While some Philodendron plants have set timetables for repotting, others, like the Philodendron Glorious, only require repotting when their pots get too small.
Repotting a plant without a need slows its growth significantly and causes more harm than good.
Philodendron transplant is Glorious when you notice the plant’s roots wrapping around the pot or when the plant continues to wilt despite regular watering.
Other causes include the bottom of the pot having roots coming out of it, all the water draining directly down the drainage holes, and a damaged or cracked pot because of overcrowding.
Please report your Philodendron Glorious plant into a slightly larger container, making that the roots have enough room to stretch out and breathe.
Additionally, if the components of your current potting mix are effective for your Glorious plant, utilize a new one.
Some home gardeners might find the pruning procedure to be tedious work, but the results are well worth the effort.

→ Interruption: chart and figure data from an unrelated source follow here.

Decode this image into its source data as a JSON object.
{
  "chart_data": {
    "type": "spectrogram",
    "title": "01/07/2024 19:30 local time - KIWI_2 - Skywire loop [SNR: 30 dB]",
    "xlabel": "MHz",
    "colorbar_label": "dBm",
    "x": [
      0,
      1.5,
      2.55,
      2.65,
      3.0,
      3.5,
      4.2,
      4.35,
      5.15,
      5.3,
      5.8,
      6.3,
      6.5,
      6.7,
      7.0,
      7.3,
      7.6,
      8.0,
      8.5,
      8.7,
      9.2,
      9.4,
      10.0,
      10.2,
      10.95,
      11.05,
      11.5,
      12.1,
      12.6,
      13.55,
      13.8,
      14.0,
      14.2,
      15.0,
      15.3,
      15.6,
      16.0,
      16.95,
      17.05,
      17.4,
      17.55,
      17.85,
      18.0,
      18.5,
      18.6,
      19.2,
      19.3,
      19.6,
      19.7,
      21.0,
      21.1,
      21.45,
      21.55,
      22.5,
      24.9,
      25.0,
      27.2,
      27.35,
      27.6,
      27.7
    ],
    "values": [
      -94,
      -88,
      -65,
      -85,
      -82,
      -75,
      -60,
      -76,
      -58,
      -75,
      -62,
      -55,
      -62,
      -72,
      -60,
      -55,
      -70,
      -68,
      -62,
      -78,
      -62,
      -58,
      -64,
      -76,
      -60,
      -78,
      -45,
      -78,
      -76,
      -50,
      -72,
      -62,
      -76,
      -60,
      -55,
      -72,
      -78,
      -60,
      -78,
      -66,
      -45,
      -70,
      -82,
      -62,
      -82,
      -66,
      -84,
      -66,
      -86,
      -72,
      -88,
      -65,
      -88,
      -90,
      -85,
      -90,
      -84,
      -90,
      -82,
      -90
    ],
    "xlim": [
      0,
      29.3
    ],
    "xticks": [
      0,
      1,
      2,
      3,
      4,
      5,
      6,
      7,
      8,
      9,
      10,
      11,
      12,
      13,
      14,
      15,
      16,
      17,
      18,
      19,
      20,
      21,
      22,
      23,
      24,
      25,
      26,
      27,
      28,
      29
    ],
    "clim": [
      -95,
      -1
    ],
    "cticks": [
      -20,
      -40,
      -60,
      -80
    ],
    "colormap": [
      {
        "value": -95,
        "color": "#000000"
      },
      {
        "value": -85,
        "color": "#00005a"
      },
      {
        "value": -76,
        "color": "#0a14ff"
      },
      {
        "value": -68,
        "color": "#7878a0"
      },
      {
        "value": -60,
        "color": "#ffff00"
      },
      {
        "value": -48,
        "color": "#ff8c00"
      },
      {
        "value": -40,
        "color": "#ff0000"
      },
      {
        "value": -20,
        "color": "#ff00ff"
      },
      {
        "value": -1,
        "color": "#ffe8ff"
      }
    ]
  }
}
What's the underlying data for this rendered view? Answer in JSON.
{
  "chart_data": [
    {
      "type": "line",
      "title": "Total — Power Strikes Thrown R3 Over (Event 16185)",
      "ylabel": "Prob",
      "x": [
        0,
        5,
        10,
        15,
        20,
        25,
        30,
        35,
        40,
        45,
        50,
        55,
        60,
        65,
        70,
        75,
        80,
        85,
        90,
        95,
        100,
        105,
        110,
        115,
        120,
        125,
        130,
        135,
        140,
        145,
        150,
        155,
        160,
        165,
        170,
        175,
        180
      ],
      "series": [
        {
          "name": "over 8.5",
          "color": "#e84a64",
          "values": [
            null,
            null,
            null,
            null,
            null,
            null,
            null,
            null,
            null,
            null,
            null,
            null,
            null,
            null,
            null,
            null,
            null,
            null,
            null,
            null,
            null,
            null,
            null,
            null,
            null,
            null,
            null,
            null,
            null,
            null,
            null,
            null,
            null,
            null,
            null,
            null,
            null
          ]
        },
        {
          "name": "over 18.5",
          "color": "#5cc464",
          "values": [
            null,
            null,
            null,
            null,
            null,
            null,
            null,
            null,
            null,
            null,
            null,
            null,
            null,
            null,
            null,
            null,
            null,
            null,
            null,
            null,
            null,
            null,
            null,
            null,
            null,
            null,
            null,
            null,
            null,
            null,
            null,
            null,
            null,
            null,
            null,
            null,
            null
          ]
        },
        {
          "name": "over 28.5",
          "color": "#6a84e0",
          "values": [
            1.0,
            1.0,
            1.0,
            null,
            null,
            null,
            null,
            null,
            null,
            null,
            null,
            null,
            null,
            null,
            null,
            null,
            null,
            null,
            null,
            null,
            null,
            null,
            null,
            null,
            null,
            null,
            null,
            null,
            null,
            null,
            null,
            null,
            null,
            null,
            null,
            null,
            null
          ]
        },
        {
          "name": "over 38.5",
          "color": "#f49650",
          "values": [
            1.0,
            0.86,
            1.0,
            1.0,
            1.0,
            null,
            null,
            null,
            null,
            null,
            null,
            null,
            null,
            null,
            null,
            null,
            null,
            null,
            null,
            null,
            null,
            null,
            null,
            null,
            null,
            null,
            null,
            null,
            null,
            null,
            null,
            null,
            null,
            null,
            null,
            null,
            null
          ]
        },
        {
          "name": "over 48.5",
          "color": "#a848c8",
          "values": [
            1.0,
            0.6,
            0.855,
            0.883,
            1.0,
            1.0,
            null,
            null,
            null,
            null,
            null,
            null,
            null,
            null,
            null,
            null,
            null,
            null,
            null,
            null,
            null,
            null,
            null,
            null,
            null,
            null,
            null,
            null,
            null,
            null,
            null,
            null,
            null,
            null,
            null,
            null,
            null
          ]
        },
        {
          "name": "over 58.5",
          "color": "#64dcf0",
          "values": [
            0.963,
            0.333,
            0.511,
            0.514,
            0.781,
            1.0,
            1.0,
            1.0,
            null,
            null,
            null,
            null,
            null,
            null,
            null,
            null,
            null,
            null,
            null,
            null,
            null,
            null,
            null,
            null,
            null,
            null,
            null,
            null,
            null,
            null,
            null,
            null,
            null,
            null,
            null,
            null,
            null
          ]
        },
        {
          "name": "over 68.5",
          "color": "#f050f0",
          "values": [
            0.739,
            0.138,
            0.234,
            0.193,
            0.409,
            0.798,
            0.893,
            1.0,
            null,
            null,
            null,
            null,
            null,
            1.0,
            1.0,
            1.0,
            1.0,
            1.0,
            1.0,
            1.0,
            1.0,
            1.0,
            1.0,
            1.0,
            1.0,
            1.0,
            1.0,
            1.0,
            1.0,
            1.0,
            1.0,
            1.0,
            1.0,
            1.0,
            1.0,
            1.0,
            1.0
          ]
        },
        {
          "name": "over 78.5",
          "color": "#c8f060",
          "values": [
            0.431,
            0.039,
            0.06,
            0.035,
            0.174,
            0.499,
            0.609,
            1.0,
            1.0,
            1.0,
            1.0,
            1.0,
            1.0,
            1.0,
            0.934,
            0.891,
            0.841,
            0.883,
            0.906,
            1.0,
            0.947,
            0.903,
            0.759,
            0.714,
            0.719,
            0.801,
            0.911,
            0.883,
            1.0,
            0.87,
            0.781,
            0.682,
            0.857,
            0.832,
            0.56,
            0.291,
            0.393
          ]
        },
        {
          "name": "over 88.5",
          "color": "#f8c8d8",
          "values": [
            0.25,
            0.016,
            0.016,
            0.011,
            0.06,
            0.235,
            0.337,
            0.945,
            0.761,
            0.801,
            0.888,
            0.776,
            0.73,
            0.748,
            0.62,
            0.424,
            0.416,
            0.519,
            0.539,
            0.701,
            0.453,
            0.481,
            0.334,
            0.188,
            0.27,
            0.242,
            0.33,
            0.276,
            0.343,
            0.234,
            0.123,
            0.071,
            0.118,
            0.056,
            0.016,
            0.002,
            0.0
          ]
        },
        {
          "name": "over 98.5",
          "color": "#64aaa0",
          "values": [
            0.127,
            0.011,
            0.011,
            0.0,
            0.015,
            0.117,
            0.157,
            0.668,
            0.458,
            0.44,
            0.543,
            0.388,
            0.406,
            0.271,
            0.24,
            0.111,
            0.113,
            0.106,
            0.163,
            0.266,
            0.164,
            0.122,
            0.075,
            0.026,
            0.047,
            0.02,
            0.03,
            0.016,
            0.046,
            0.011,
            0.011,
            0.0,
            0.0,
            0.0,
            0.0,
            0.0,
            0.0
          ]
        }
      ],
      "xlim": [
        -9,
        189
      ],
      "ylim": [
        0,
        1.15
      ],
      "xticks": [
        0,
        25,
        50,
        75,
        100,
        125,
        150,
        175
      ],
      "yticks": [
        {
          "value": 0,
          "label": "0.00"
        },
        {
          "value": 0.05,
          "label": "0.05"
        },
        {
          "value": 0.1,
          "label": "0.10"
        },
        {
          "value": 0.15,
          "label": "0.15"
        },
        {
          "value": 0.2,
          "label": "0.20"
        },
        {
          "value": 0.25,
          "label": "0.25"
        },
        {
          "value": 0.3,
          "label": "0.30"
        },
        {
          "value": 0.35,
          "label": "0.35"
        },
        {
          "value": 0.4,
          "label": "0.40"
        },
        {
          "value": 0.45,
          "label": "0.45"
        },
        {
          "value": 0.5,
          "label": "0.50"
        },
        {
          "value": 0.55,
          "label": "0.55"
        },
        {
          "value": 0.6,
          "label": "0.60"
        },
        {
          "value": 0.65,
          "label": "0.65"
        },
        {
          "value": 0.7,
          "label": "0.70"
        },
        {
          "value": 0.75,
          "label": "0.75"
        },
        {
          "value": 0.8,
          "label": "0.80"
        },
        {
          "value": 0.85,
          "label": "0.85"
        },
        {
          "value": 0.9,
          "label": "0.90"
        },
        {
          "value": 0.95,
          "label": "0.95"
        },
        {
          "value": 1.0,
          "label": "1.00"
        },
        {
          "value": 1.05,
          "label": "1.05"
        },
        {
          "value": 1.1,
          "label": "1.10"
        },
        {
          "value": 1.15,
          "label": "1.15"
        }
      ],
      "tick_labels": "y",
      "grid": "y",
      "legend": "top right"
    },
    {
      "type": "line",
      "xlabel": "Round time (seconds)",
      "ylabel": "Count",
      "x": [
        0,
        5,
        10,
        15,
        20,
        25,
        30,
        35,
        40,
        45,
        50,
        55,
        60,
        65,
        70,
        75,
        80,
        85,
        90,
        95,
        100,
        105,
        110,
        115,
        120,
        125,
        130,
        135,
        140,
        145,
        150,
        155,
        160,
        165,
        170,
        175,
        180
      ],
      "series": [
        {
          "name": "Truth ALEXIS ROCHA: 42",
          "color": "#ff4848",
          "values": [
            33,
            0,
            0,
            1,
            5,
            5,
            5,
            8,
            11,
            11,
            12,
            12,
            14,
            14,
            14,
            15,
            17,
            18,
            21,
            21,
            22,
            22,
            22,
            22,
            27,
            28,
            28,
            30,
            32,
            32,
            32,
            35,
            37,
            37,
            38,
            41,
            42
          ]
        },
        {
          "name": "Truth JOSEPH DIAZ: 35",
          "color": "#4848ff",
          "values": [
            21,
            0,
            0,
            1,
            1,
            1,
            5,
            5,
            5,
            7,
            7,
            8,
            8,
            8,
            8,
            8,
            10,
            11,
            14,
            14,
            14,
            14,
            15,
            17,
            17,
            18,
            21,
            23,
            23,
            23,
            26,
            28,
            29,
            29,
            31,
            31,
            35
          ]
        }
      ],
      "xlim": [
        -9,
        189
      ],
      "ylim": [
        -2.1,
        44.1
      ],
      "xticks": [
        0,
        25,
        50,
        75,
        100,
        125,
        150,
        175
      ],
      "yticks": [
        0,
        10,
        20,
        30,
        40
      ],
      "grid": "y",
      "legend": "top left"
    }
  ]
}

A Philodendron with fresh pruning Beautiful plant appears well-kept and new.
When pruning, get rid of the overgrown vines and old, dead leaves. In case the plant is taking up too much room, you can prune it. Add some water after that to reduce stress.
Philodendron Glorious Propagation
The steps listed below can be used to grow new, gorgeous Philodendron Glorious plants:
- In a pot of your choice, prepare suitable potting soil, preferably with pine bark or peat.
- Cut a three to a six-inch segment of a long, healthy Philodendron Glorious stem that has some leaves and roots.
- Cut the stem at the point where it joins the main crown with a pair of clean scissors.
- Place the portion in its new pot after removing it.
- To position the part as uprightly as you can, arrange the soil around it.
- Place the pot in filtered, dappled sunshine after watering it.
- Wait a few weeks till your Glorious plant reaches full maturity. When you see roots forming, you could plant them outside.